Dentro do Acordo Mar-A-Lago
Se os investidores estrangeiros forem tratados como adversários e recuarem devido à desvalorização ou políticas punitivas, a liquidação resultante poderá desestabilizar os mercados americanos.
Peter C. Earle - 17 mar, 2025
Uma proposta de “ Acordo Mar-a-Lago ” para desvalorizar o dólar americano está ganhando força, mas tal movimento corre o risco de graves consequências econômicas. Um dólar mais fraco pode fornecer vantagens comerciais de curto prazo, mas a história mostra que intervenções cambiais frequentemente produzem consequências não intencionais. Em vez de buscar manipulação artificial da moeda, os formuladores de políticas devem considerar as consequências mais amplas de armar o dólar e reavaliar os riscos de desvalorização forçada.
Um dólar forte se alinha com a estratégia America First do presidente Trump ao aumentar o poder de compra dos EUA, atrair investimentos globais e reforçar a primazia do dólar no comércio internacional — fortalecendo tanto a soberania econômica quanto a influência geopolítica. Algumas políticas do governo Trump, no entanto, levantaram preocupações sobre nacionalismo econômico e restrições comerciais. Se os formuladores de políticas adotarem uma abordagem agressiva contra investidores estrangeiros, tratando-os como adversários, a fuga de capital pode ocorrer no momento em que a economia enfrenta incertezas de tarifas, cortes de gastos e uma rápida retração no sentimento do consumidor e dos negócios.
Os EUA há muito se beneficiam do “ privilégio exorbitante ” de ser o emissor da moeda de reserva mundial. A América atrai vastos investimentos estrangeiros devido a esse status, que foi conquistado no Acordo de Bretton Woods de 1944 e persiste mais de 50 anos após o acordo ter entrado em colapso. Com quase US$ 18 trilhões em investimentos estrangeiros em ações dos EUA hoje, uma reversão repentina desses fluxos poderia desestabilizar um mercado já supervalorizado.

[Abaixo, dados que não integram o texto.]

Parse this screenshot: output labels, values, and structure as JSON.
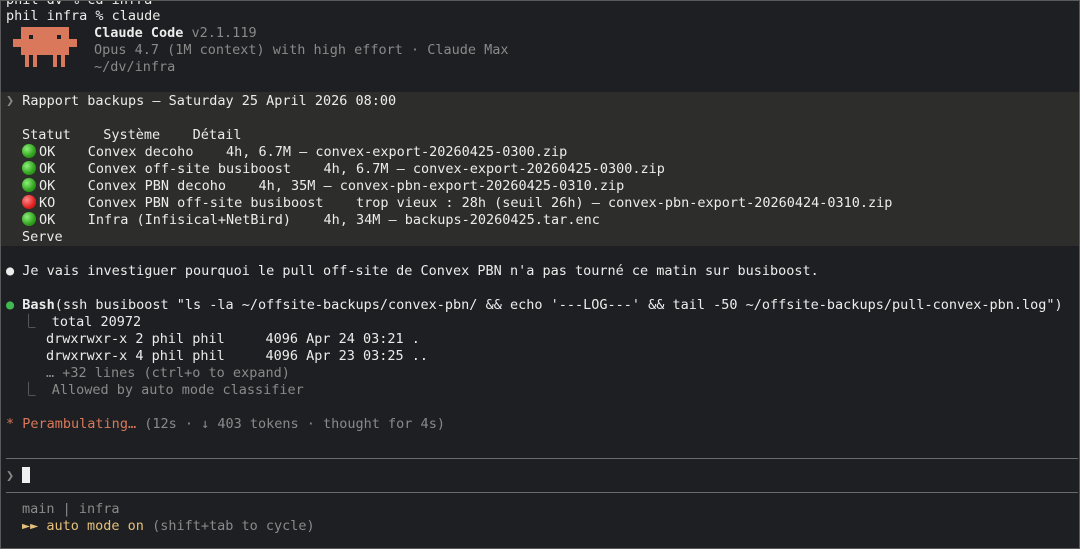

Nos últimos cinco anos, as entradas estrangeiras em ações mais que dobraram , com investidores internacionais acumulando ações americanas a uma taxa duas vezes maior que os investimentos no exterior. Essa dependência cria vulnerabilidades, no entanto. Se os investidores estrangeiros avaliarem os riscos da exposição ao dólar americano como muito grandes, as saídas de capital podem elevar os rendimentos dos títulos e baixar os preços das ações.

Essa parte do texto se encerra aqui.